The airfield is “one of the hubs from which … Iraqi security forces, accompanied and advised by us as needed, will complete the southernmost envelopment of Mosul,” he said.

The recapture of Mosul, Islamic State’s de facto Iraqi capital from which its leader declared a modern-day caliphate in 2014, would be a major boost for Abadi and US plans to weaken IS, which has staged attacks in the West and inspired others.

Two years since Islamic State seized wide swathes of Iraq and neighbouring Syria in a lightning offensive, the tide has begun to turn as an array of forces lined up against the jihadists have made inroads into their once sprawling territory.

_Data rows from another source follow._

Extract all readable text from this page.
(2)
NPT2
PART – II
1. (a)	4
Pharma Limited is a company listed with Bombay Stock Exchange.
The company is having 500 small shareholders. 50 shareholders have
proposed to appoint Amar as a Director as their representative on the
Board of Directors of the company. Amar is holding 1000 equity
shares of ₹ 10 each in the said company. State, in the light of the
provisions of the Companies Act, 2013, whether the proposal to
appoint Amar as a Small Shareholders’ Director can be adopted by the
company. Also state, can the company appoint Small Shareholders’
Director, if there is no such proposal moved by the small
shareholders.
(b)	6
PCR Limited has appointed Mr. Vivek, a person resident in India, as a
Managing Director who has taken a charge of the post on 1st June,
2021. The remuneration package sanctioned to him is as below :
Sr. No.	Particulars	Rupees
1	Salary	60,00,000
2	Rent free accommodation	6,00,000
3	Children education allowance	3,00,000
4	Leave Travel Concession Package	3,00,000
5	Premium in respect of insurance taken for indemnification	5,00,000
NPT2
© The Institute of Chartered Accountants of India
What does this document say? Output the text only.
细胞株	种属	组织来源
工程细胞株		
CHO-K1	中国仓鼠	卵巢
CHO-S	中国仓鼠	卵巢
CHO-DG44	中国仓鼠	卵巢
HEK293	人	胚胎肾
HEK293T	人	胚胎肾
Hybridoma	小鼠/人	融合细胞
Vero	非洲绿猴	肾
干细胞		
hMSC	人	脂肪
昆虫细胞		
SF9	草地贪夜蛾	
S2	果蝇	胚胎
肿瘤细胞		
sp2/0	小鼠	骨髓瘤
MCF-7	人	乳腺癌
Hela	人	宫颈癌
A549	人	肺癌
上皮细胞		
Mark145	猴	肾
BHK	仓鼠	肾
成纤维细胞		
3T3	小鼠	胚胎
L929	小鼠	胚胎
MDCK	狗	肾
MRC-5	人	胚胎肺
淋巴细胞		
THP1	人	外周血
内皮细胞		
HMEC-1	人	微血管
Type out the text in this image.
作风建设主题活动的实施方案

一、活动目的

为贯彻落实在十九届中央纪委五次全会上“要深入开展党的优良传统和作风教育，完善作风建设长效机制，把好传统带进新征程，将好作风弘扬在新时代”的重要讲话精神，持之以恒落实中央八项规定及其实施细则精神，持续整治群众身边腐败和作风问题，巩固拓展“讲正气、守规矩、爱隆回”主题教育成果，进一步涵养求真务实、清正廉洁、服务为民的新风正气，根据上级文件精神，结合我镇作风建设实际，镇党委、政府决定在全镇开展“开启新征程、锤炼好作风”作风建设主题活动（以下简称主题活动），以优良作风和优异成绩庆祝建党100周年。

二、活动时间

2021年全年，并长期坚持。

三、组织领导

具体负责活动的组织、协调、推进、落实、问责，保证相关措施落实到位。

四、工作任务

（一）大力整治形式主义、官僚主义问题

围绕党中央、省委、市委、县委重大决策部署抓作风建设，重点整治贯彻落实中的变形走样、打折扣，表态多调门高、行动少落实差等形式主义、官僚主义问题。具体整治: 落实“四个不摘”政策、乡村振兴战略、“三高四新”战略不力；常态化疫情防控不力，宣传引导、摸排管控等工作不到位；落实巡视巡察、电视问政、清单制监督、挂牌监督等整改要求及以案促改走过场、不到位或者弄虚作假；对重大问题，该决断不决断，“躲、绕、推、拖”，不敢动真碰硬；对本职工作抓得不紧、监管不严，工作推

IS has increasingly resorted to ad hoc attacks including a bombing in the Iraqi capital last week that left nearly 300 people dead – the most lethal bombing of its kind since the 2003 US-led invasion that ousted Saddam Hussein.

U.S. and Iraqi officials have touted such bombings as proof that battlefield setbacks are weakening Islamic State, but critics say a global uptick in suicide attacks attributed to the group suggests the opposite.

“In fact, it demonstrates (Islamic State’s) strength and long-term survival skills,” terrorism expert Hassan Hassan wrote in a recent article. “The threat is not going away.”


A senior US defence official said Qayara air base would be “an important location for our advisers, for our fire support, working closely with the Iraqis and being closer to the fight.”

Carter compared its strategic importance to that of a base near Makhmour, a hub for Iraqi forces on the opposite side of the Tigris river that is also used by US troops. A US Marine was killed in Makhmour in March when it was shelled by IS.

US forces had already visited Qayara to check on its condition and advisers can offer specialised engineering support in Mosul, where Islamic State has blown up bridges across the Tigris, US officials said.

Iraqi forces were already improving the base’s perimeter in case of a counterattack from the nearby town of Qayara which IS still holds, another US official in Baghdad said.

Islamic State has suffered a number of territorial losses in recent months including the Syrian town of al-Shadadi, taken by US-backed Syrian forces in February, and the Iraqi recapture of Ramadi in December and Falluja last month.

Abadi has pledged to retake Mosul by the end of the year.